Over the years I've gradually added a few pieces of my own. Some are Le Creuset, others are different premium brands, but all share the same philosophy: buy well, buy once. My cast iron frying pans. Quality kitchen knives. My stainless steel copper-bottomed saucepans. My KitchenAid stand mixer—which, admittedly, has needed a motor repair and two replacement bowls over its long working life—but is still faithfully mixing dough after years of heavy use.
My grandmother's Spode china. A steel knife sharpener with its beautifully worn mahogany handle that dates back to my grandparents' era. An old hand whisk with the little turning handle that must surely have come from the 1960s. An antique nutcracker. A chipped mixing bowl that once held a Fortnum & Mason Christmas pudding many decades ago. None of these are perfect anymore. Many carry scratches, chips and signs of years of faithful service. But that's exactly the point. They're still serving.
Things simply used to be made differently. Wedding gifts weren't expected to last until the next kitchen renovation. They were expected to last until retirement. Sometimes beyond. A well-chosen wedding list was designed to establish a household for life. Sadly, that philosophy seems increasingly rare. Today so many things are built for replacement rather than repair. Whiteware is perhaps the greatest example. I remember refrigerators that lasted through entire childhoods. Heavy doors. Solid handles. Built like tanks. Yet within months of buying our current, rather expensive fridge, part of the lightweight plastic handle snapped.

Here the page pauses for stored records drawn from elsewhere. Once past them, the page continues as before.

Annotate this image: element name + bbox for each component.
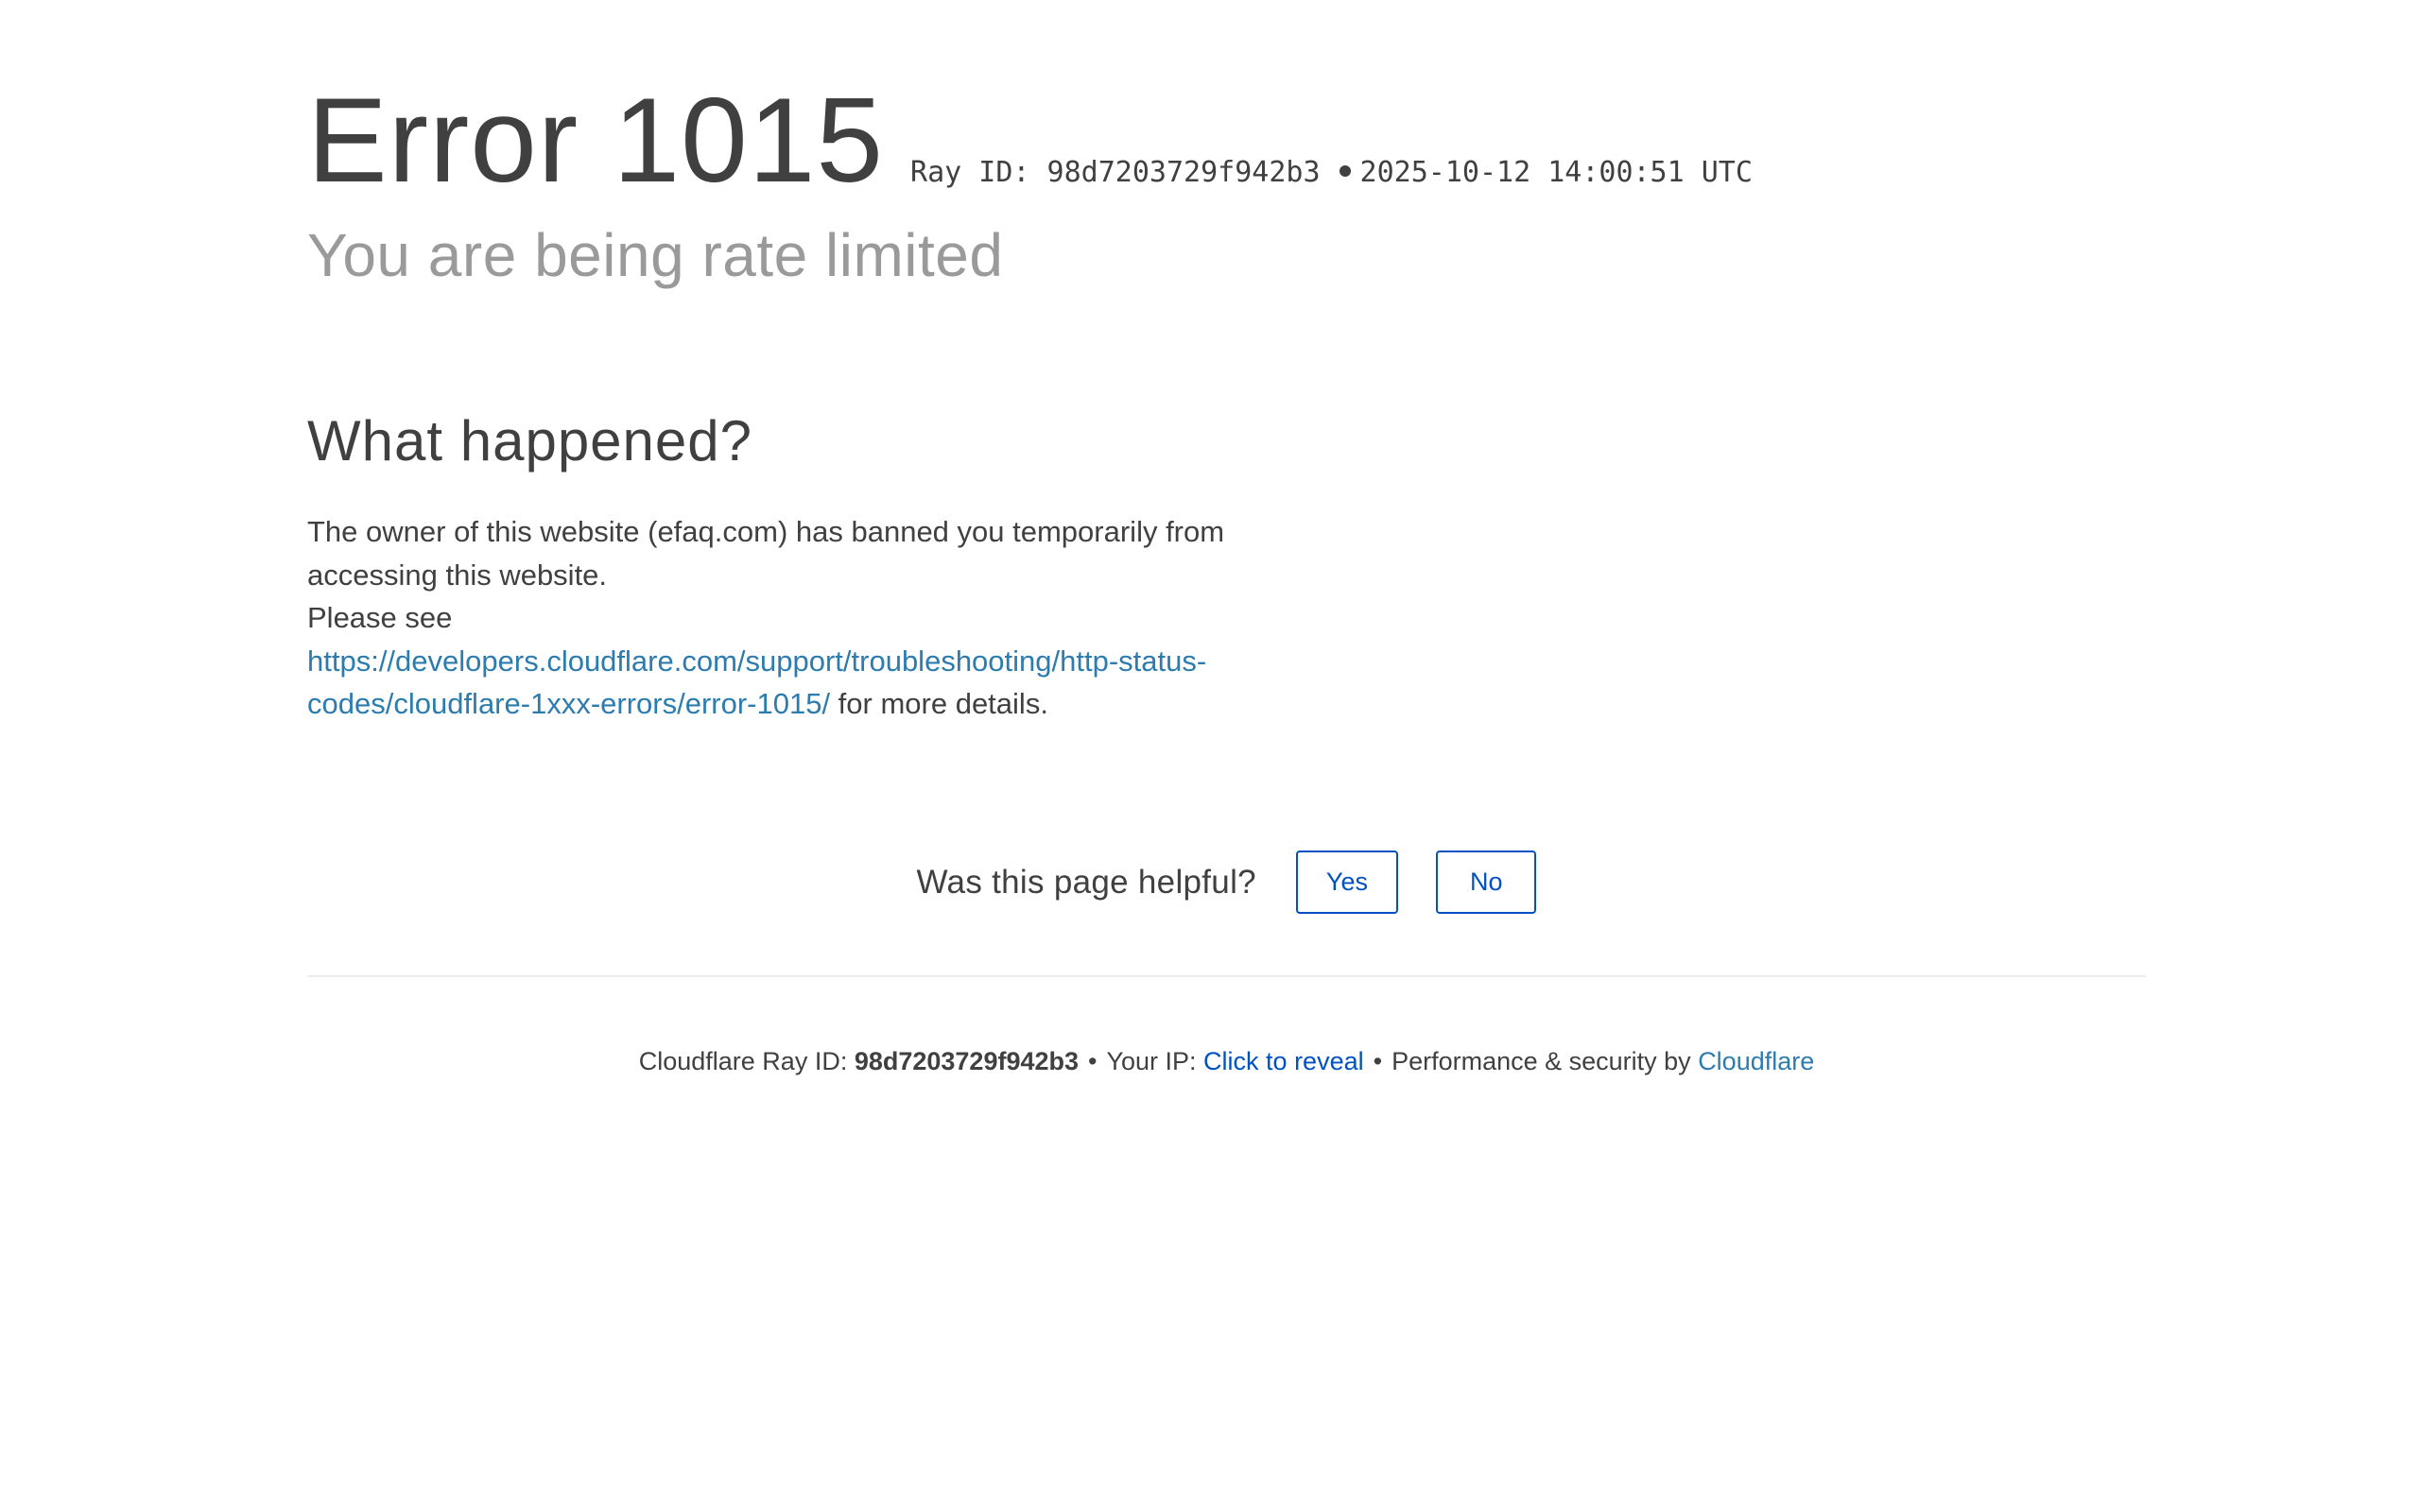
section-title: What happened?: [307, 409, 753, 472]
reveal-ip-button[interactable]: Click to reveal: [1203, 1047, 1364, 1075]
performance-text: Performance & security by: [1392, 1047, 1699, 1075]
error-title: Error 1015: [307, 73, 885, 207]
please-see-label: Please see: [307, 601, 453, 634]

We're now on our third washing machine of our marriage. Although, in fairness, my appliances do seem to have an exceptionally demanding life—particularly the washing machine! I've genuinely lost count of the kettles we've owned over the years. Our current Laura Ashley kettle and toaster were Christmas gifts only eighteen months ago. They're undeniably beautiful, but already the chrome-effect coating—actually a thin plastic finish—is peeling away, and the temperature gauge on the kettle filled with condensation months ago. Pretty. But hardly built for decades of faithful service.
Perhaps that's why watching my daughter invest so thoughtfully in quality cookware filled me with such pride. At nineteen, she's resisting the culture that tells us cheaper is always better, faster is always preferable, and replacing something every few years is simply normal. Instead, she's choosing pieces she'll hopefully still be cooking with when she's my age. Perhaps even passing them on one day. There's something wonderfully hopeful about that. Because every treasured family kitchen has stories hidden in its cupboards. The casserole dish that made countless family dinners. The mixing bowl that baked birthday cakes for generations. The knife that carved every Christmas roast. These objects become woven into family life in ways we don't often recognise until decades later. They're not simply possessions. They're witnesses.
As parents, we spend years hoping we've quietly passed on values that can't really be taught in a single conversation. Patience. Stewardship. Gratitude. Contentment. Looking beyond immediate gratification.
This week, watching my daughter delight in a Dutch oven instead of the latest trend, I realised perhaps some of those lessons had quietly taken root after all. And if, sixty years from now, one of her grandchildren is stirring soup in that very same Le Creuset pot while telling stories about "Grannies famous sourdough," I think that may just be one of the best investments she'll ever make.